The Kamchik Pass is frequently closed in the winter due to avalanche hazards. Mudslides and landslides are also threats to vehicles along the route and the nearby villages. In February 2015, the United Nations Development Programme announced it would help aid a disaster risk-reduction project for the Kamchik Pass. The plan is to improve an early warning monitoring system, emergency assistance and education for the people living in remote and rural disaster-prone regions nearby. The project is funded by the European Commission's Humanitarian Aid and Civil Protection Department (ECHO).

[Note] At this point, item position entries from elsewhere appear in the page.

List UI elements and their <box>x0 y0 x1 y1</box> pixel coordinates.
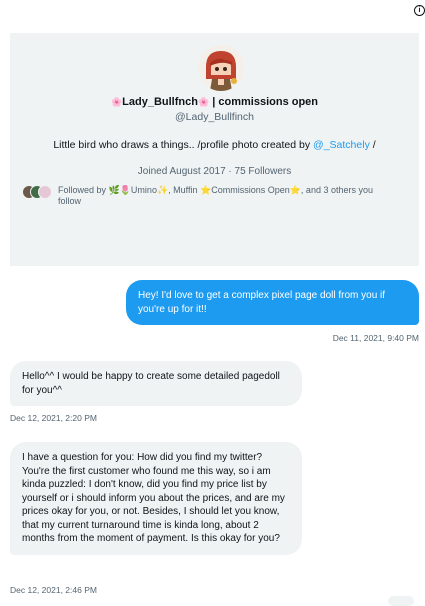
display-name-suffix: | commissions open <box>212 96 319 108</box>
message-timestamp: Dec 12, 2021, 2:46 PM <box>10 585 97 595</box>
display-name-text: Lady_Bullfnch <box>122 96 198 108</box>
message-timestamp: Dec 11, 2021, 9:40 PM <box>332 333 419 343</box>
bio-text: Little bird who draws a things.. /profil… <box>53 139 314 151</box>
profile-handle[interactable]: @Lady_Bullfinch <box>10 111 419 123</box>
profile-bio: Little bird who draws a things.. /profil… <box>10 139 419 151</box>
flower-emoji-icon: 🌸 <box>197 97 210 107</box>
message-bubble-incoming[interactable]: I have a question for you: How did you f… <box>10 442 302 555</box>
conversation-info-icon[interactable]: i <box>414 5 425 16</box>
follower-avatar <box>38 185 52 199</box>
next-message-bubble-edge <box>388 596 414 606</box>
bio-end: / <box>369 139 376 151</box>
message-bubble-incoming[interactable]: Hello^^ I would be happy to create some … <box>10 361 302 406</box>
profile-avatar[interactable] <box>198 45 244 91</box>
followed-by-text: Followed by 🌿🌷Umino✨, Muffin ⭐Commission… <box>58 185 373 206</box>
avatar-illustration <box>198 45 244 91</box>
message-bubble-outgoing[interactable]: Hey! I'd love to get a complex pixel pag… <box>126 280 419 325</box>
bio-mention-link[interactable]: @_Satchely <box>313 139 370 151</box>
profile-display-name: 🌸Lady_Bullfnch🌸 | commissions open <box>10 96 419 108</box>
profile-joined-followers: Joined August 2017 · 75 Followers <box>137 166 292 177</box>
follower-avatars <box>22 185 52 199</box>
message-timestamp: Dec 12, 2021, 2:20 PM <box>10 413 97 423</box>
flower-emoji-icon: 🌸 <box>110 97 123 107</box>
profile-card[interactable]: 🌸Lady_Bullfnch🌸 | commissions open @Lady… <box>10 33 419 266</box>
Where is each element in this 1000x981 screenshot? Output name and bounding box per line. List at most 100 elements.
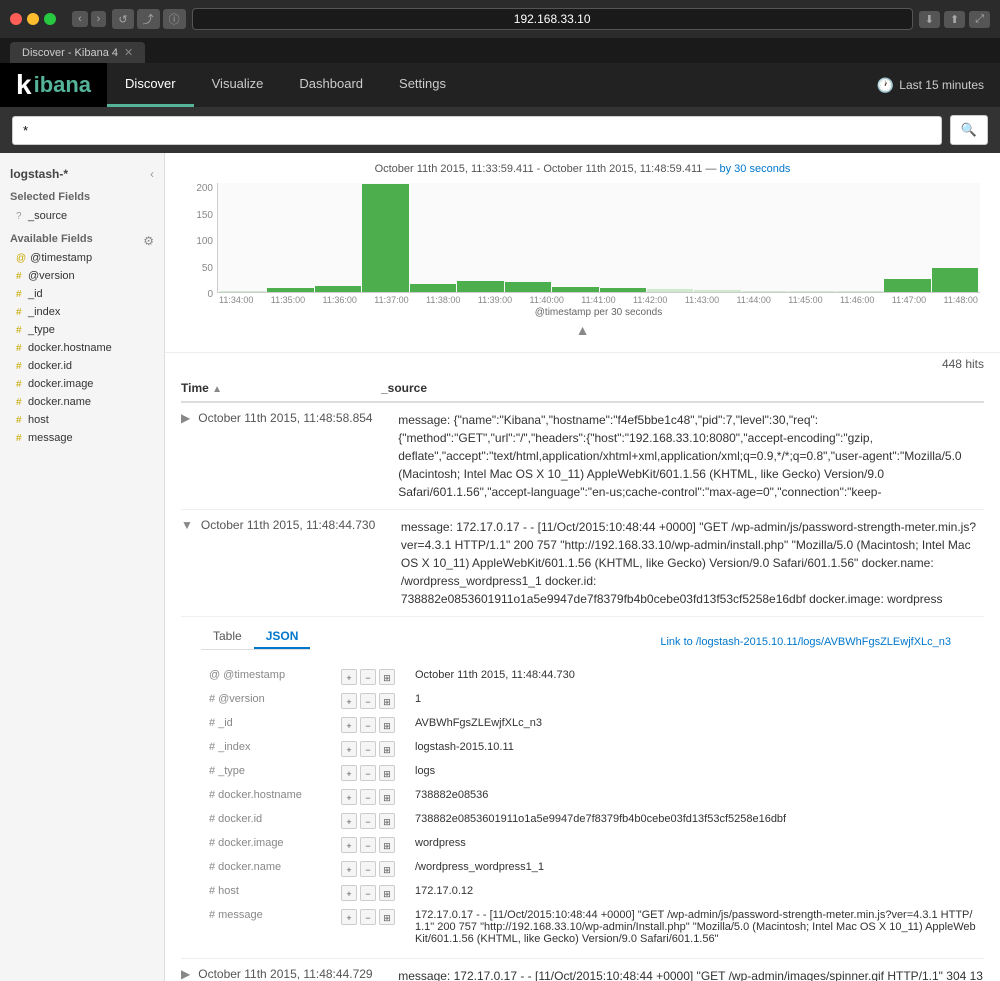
filter-minus-btn[interactable]: − — [360, 861, 376, 877]
exists-btn[interactable]: ⊞ — [379, 861, 395, 877]
filter-plus-btn[interactable]: + — [341, 813, 357, 829]
sidebar-field-message[interactable]: #message — [10, 429, 154, 447]
address-bar[interactable]: 192.168.33.10 — [192, 8, 913, 30]
expand-icon[interactable]: ▶ — [181, 411, 190, 425]
close-button[interactable] — [10, 13, 22, 25]
sidebar-field-docker.image[interactable]: #docker.image — [10, 375, 154, 393]
exists-btn[interactable]: ⊞ — [379, 741, 395, 757]
sidebar-field-docker.name[interactable]: #docker.name — [10, 393, 154, 411]
share-ext-button[interactable]: ⬆ — [944, 11, 965, 28]
expanded-table: @@timestamp + − ⊞ October 11th 2015, 11:… — [201, 664, 984, 950]
exists-btn[interactable]: ⊞ — [379, 837, 395, 853]
filter-minus-btn[interactable]: − — [360, 909, 376, 925]
sidebar-index[interactable]: logstash-* — [10, 167, 68, 181]
share-button[interactable]: ⤴ — [137, 9, 160, 29]
field-name: docker.hostname — [28, 342, 112, 354]
nav-visualize[interactable]: Visualize — [194, 63, 282, 107]
filter-minus-btn[interactable]: − — [360, 693, 376, 709]
result-row-expanded: ▼ October 11th 2015, 11:48:44.730 messag… — [181, 510, 984, 959]
chart-collapse-button[interactable]: ▲ — [185, 318, 980, 342]
filter-minus-btn[interactable]: − — [360, 741, 376, 757]
exists-btn[interactable]: ⊞ — [379, 885, 395, 901]
exists-btn[interactable]: ⊞ — [379, 813, 395, 829]
source-field[interactable]: ? _source — [10, 207, 154, 225]
row-source-text: message: {"name":"Kibana","hostname":"f4… — [398, 413, 961, 501]
fullscreen-button[interactable]: ⤢ — [969, 11, 990, 28]
filter-plus-btn[interactable]: + — [341, 861, 357, 877]
col-source-header: _source — [381, 381, 984, 395]
nav-settings[interactable]: Settings — [381, 63, 464, 107]
exists-btn[interactable]: ⊞ — [379, 909, 395, 925]
sidebar-field-host[interactable]: #host — [10, 411, 154, 429]
filter-minus-btn[interactable]: − — [360, 813, 376, 829]
result-row-header[interactable]: ▶ October 11th 2015, 11:48:58.854 messag… — [181, 403, 984, 509]
time-range[interactable]: 🕐 Last 15 minutes — [861, 77, 1000, 94]
exp-field-ops: + − ⊞ — [335, 738, 407, 760]
sidebar-field-docker.hostname[interactable]: #docker.hostname — [10, 339, 154, 357]
filter-plus-btn[interactable]: + — [341, 669, 357, 685]
field-type-icon: # — [16, 325, 24, 336]
tab-close-icon[interactable]: ✕ — [124, 46, 133, 59]
sidebar-field-docker.id[interactable]: #docker.id — [10, 357, 154, 375]
filter-minus-btn[interactable]: − — [360, 717, 376, 733]
sidebar-field-@timestamp[interactable]: @@timestamp — [10, 249, 154, 267]
sidebar-field-_index[interactable]: #_index — [10, 303, 154, 321]
result-row-3-header[interactable]: ▶ October 11th 2015, 11:48:44.729 messag… — [181, 959, 984, 981]
exp-field-ops: + − ⊞ — [335, 882, 407, 904]
sidebar-field-@version[interactable]: #@version — [10, 267, 154, 285]
exp-table-row: #docker.name + − ⊞ /wordpress_wordpress1… — [203, 858, 982, 880]
minimize-button[interactable] — [27, 13, 39, 25]
exp-link[interactable]: Link to /logstash-2015.10.11/logs/AVBWhF… — [660, 636, 951, 648]
field-name: docker.id — [28, 360, 72, 372]
forward-button[interactable]: › — [91, 11, 107, 27]
expand-icon-3[interactable]: ▶ — [181, 967, 190, 981]
tab-table[interactable]: Table — [201, 625, 254, 649]
filter-minus-btn[interactable]: − — [360, 765, 376, 781]
exp-field-type: # — [209, 909, 215, 921]
filter-plus-btn[interactable]: + — [341, 885, 357, 901]
filter-plus-btn[interactable]: + — [341, 765, 357, 781]
expand-icon-2[interactable]: ▼ — [181, 518, 193, 532]
exists-btn[interactable]: ⊞ — [379, 717, 395, 733]
reader-button[interactable]: ⓘ — [163, 9, 186, 29]
exp-field-value: 172.17.0.12 — [409, 882, 982, 904]
filter-minus-btn[interactable]: − — [360, 789, 376, 805]
exists-btn[interactable]: ⊞ — [379, 669, 395, 685]
filter-plus-btn[interactable]: + — [341, 837, 357, 853]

Climate data for Kamchik Pass (elevation 2,138 meters (7,014 ft)), 1991–2020
| Month | Jan | Feb | Mar | Apr | May | Jun | Jul | Aug | Sep | Oct | Nov | Dec | Year |
| Mean daily maximum °C (°F) | −1.1 (30.0) | 0.0 (32.0) | 4.4 (39.9) | 10.1 (50.2) | 14.9 (58.8) | 19.6 (67.3) | 22.8 (73.0) | 22.5 (72.5) | 18.1 (64.6) | 11.2 (52.2) | 5.1 (41.2) | 0.8 (33.4) | 10.7 (51.3) |
| Daily mean °C (°F) | −5.4 (22.3) | −4.5 (23.9) | 0.0 (32.0) | 5.7 (42.3) | 10.5 (50.9) | 15.0 (59.0) | 17.8 (64.0) | 17.3 (63.1) | 12.9 (55.2) | 6.5 (43.7) | 0.9 (33.6) | −3.4 (25.9) | 6.1 (43.0) |
| Mean daily minimum °C (°F) | −8.4 (16.9) | −7.8 (18.0) | −3.2 (26.2) | 2.4 (36.3) | 6.8 (44.2) | 10.9 (51.6) | 13.6 (56.5) | 13.2 (55.8) | 9.0 (48.2) | 3.0 (37.4) | −2.2 (28.0) | −6.4 (20.5) | 2.6 (36.7) |
| Average precipitation mm (inches) | 69.7 (2.74) | 82.9 (3.26) | 80.1 (3.15) | 93.4 (3.68) | 76.4 (3.01) | 46.0 (1.81) | 21.9 (0.86) | 14.1 (0.56) | 16.7 (0.66) | 52.4 (2.06) | 78.4 (3.09) | 80.6 (3.17) | 712.6 (28.06) |
| Average precipitation days (≥ 1.0 mm) | 16 | 16 | 17 | 15 | 15 | 12 | 7 | 5 | 4 | 9 | 12 | 15 | 143 |
Source: NOAA

==Railway pass==

In March 2013, Uzbek Railways announced plans to build a new railway through the Kamchik Pass to allow freight traffic to bypass neighboring Tajikistan. The 129 km long electric rail line connects existing railways at Angren and Pop in order to create a direct route between the cities of Tashkent and Namangan. The new rail allows Uzbekistan to abandon the Soviet-era line that cuts across Tajikistan's Sughd Region, saving Uzbekistan a reported $25 million in transit fees it pays to Tajikistan each year. The line opened in 2016.